Hen going Broody while Incubator hatch starting

Discussion in 'Incubating & Hatching Eggs' started by S5apiotrowski, Nov 27, 2015.

  1. S5apiotrowski

    S5apiotrowski Chillin' With My Peeps

    Jan 19, 2014
    Today my incubator eggs are starting to hatch. I am not expecting a big hatch - 10 chicks max, but I suspect a couple will not make it.

    It just so happens one of my young hens (a 9 month old Giant Cochin) appears to be going broody. She's been sitting quite a bit in the nesting box, and staying there at night - but is not quite as dedicated to the nest as my last broody hen was. I know her breed is suppose to make good mothers, but I am wondering if she is just too young to be broody (she only recently started laying).

    Anyway, I am interested in seeing if she will mother the incubator chicks. The baby chicks are currently pipping, so I have left them in the incubator. The hen is in the coop in her nesting box. She is sitting on a couple of eggs (from today). my husband put up a guard on her nesting box to keep her in and the other hens out. There is a little food and water for her so she does not need to leave.

    We are expecting a couple chicks tonight. Our plan was to put a couple chicks underneath her and take away her eggs and pray for the best in the morning. Our hatch will likely complete tomorrow afternoon. I thought we would keep the incubator eggs in the incubator until hatched. If she accepts chicks tonight, we may be able to add the rest tomorrow night. If she does not take them, we could keep and raise the other chicks ourselves.

    Has anyone done this before? Any suggestions/advice? We can just raise the chicks ourselves - but if we have a potential mother, it could be a win-win for all!
  2. Bridebeliever

    Bridebeliever Chillin' With My Peeps

    Right! It could be fun...but she is young...and if she just started to get broody she might not snap out of sitting just because chicks are there. I guess you have to weight out whether it is a risk you are willing to take with a few? Hopefully others with experience in this will comment!
  3. S5apiotrowski

    S5apiotrowski Chillin' With My Peeps

    Jan 19, 2014
    The chicks were slower than normal breaking through shells last night - so didn't try the grafting. My husband did put one "pipped" egg under the broody - but she left the nest and the protective screen prevented her from getting back in (so she started with another nesting box).

    She is very young, but has been sitting a LOT over the last 10 days. I have a few chicks now, but it is the morning. I've read that young broody hens will more likely accept day old chicks than pipping eggs (not sure how true this is).

    I thought it would be best to sneak in a chick at nighttime - but if I did it during the day I could keep an eye on it/rescue it...

    This is what I am currently working with - anyone else with experience?
  4. Ridgerunner

    Ridgerunner True BYC Addict

    Feb 2, 2009
    Northwest Arkansas
    You said she has been broody about ten days. That should be enough. Chickens can’t count days but it is hormone driven. Different hens have different hormones or reactions to them. They don’t all react the same. I’ve done different things in the past. The same thing might work one time but not the next.

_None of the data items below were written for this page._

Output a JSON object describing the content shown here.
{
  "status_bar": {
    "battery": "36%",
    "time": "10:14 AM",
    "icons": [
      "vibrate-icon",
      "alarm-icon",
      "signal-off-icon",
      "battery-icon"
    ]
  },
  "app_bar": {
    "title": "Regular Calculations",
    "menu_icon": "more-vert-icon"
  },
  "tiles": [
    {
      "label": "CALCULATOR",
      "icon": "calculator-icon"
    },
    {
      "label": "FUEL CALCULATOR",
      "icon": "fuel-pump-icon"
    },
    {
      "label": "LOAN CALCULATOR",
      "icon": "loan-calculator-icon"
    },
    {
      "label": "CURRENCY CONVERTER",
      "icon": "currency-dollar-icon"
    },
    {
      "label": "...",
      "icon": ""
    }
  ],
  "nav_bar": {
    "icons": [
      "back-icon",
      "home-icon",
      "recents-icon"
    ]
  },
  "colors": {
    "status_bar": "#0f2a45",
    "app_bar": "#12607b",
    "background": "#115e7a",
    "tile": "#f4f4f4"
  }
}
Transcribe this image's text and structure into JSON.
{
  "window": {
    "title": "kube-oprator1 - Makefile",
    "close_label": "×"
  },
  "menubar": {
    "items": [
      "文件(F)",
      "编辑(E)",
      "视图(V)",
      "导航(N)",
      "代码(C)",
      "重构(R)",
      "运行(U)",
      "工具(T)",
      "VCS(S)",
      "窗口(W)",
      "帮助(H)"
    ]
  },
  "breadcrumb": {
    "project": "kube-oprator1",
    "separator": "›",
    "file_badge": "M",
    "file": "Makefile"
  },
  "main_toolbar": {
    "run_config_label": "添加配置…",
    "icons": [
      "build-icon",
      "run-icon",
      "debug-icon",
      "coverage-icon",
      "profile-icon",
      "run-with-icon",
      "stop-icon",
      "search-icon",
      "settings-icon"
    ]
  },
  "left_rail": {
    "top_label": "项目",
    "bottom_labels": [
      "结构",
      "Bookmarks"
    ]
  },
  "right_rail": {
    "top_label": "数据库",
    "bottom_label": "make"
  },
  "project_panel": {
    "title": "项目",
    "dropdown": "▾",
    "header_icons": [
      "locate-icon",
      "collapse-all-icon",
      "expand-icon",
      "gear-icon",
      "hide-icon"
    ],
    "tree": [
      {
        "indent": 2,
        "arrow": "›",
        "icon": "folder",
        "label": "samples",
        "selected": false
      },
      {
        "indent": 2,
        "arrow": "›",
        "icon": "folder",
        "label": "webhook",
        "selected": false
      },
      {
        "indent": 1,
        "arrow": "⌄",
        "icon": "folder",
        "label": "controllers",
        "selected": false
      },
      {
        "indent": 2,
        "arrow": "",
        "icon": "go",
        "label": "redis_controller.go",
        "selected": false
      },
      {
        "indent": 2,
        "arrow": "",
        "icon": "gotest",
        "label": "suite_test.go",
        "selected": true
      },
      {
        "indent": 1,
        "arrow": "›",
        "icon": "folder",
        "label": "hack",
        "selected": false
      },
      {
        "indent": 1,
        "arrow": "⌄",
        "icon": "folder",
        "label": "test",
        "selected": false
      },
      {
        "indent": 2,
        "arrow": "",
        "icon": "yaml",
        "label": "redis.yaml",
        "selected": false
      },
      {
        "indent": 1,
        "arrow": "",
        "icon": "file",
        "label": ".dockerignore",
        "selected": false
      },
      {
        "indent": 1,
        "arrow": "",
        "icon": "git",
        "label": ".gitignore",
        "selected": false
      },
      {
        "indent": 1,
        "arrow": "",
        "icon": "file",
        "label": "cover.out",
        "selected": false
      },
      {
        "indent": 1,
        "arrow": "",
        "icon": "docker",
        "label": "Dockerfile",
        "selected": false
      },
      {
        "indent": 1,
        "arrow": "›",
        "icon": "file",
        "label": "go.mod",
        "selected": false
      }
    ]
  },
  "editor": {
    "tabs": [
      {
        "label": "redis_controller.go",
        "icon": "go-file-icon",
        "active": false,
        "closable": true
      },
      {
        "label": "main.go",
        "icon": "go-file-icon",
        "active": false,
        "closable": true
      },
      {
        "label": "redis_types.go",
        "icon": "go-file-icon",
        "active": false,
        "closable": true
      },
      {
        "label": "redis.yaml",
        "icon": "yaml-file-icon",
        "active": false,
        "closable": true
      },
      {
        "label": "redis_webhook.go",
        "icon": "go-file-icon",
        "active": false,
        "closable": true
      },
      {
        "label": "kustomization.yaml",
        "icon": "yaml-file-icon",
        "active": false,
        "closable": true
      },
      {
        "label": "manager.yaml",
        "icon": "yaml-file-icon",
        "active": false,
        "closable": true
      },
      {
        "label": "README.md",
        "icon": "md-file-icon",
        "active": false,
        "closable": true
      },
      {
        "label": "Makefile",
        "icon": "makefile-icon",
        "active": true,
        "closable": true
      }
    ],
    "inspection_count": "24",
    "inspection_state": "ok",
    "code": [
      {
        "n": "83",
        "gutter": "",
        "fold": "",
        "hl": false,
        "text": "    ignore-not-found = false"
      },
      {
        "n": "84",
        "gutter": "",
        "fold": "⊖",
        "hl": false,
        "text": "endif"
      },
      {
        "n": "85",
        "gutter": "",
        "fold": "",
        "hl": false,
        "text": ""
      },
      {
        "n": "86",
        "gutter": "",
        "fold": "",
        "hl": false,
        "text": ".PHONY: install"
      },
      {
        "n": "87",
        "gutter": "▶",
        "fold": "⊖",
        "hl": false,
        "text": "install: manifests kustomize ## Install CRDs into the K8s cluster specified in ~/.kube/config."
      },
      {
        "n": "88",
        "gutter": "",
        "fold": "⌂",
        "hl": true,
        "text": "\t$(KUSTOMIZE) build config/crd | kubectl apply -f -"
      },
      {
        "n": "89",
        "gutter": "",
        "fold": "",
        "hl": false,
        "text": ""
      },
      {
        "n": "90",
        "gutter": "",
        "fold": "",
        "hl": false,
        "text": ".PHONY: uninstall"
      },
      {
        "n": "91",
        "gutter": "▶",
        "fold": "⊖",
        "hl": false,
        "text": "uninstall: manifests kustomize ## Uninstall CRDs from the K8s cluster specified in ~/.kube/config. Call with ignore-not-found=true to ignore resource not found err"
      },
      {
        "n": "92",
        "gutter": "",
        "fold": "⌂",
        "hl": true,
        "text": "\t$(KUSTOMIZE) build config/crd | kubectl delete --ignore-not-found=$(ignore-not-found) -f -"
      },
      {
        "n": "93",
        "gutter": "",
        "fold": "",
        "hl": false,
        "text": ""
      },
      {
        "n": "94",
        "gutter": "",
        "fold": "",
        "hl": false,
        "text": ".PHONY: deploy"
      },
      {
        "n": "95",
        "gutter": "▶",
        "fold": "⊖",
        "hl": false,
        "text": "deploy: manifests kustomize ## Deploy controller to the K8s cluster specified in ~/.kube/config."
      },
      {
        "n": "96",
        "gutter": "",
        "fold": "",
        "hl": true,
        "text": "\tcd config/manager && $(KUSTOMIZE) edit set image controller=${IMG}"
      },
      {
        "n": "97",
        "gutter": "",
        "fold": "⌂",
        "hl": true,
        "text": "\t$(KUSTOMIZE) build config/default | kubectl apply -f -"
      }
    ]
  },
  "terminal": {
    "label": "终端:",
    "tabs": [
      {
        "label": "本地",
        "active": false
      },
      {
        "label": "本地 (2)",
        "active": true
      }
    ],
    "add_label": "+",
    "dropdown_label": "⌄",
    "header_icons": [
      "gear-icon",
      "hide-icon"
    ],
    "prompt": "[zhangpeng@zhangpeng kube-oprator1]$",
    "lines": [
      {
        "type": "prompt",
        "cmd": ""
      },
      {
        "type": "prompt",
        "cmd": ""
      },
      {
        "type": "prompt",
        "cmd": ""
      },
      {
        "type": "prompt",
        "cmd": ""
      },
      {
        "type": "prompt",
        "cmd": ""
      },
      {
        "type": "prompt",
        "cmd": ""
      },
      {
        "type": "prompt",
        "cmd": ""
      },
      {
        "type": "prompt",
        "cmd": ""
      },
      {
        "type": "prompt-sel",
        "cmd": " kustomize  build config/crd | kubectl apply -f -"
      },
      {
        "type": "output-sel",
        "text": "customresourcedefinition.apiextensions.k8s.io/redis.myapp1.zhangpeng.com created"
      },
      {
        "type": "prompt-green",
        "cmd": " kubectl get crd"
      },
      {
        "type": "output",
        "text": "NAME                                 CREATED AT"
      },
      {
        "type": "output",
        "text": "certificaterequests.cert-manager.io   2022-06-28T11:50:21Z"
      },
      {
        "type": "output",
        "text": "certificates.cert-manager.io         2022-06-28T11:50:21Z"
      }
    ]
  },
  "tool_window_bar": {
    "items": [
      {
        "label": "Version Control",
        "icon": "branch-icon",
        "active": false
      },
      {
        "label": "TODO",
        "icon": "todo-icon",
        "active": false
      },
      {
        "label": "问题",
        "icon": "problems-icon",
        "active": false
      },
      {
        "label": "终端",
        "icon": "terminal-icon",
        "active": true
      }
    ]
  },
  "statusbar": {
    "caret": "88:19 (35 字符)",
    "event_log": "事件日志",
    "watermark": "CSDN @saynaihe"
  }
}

    I once had some eggs under a broody but also had some eggs started the same time in an incubator, intending to give her all the chicks once they hatched. For some reason the eggs under the broody hatched a couple of days earlier than the incubator, on Day 19 instead of Day 21. Only red ones hatched under the broody while both red and black hatched in the incubator. During that two day differential the hen bonded with her red chicks. I gave her the incubator chicks at night, she accepted the red but rejected the black. This hen had already raised a brood of red and black chicks earlier in the year. I did not expect that but had to brood those black chicks myself. I don’t know what color your chicks might be but you might bear that in mind. I no longer split eggs that way. Either the broody hatches all of them or I hatch all of them in the incubator.

    My normal method is to put all of the chicks under her at night after it is well dark, then check on them early the next morning. Other than that one time with the black ones, I’ve never had a hen attack any of them. Mine have always accepted them but some people have had them reject the chicks.

    The chicks can go a long time without food and water since they absorb the yolk before hatch, at least three days and often quite a bit longer. The last time I did this the first chick hatched in the incubator on a Monday morning. That hatch drug out a bit so it was Tuesday night before I could give the chicks to the broody. It was Friday morning before she brought them off the nest to get them food and water. All the chicks were fine but I’ll admit I was starting to get nervous.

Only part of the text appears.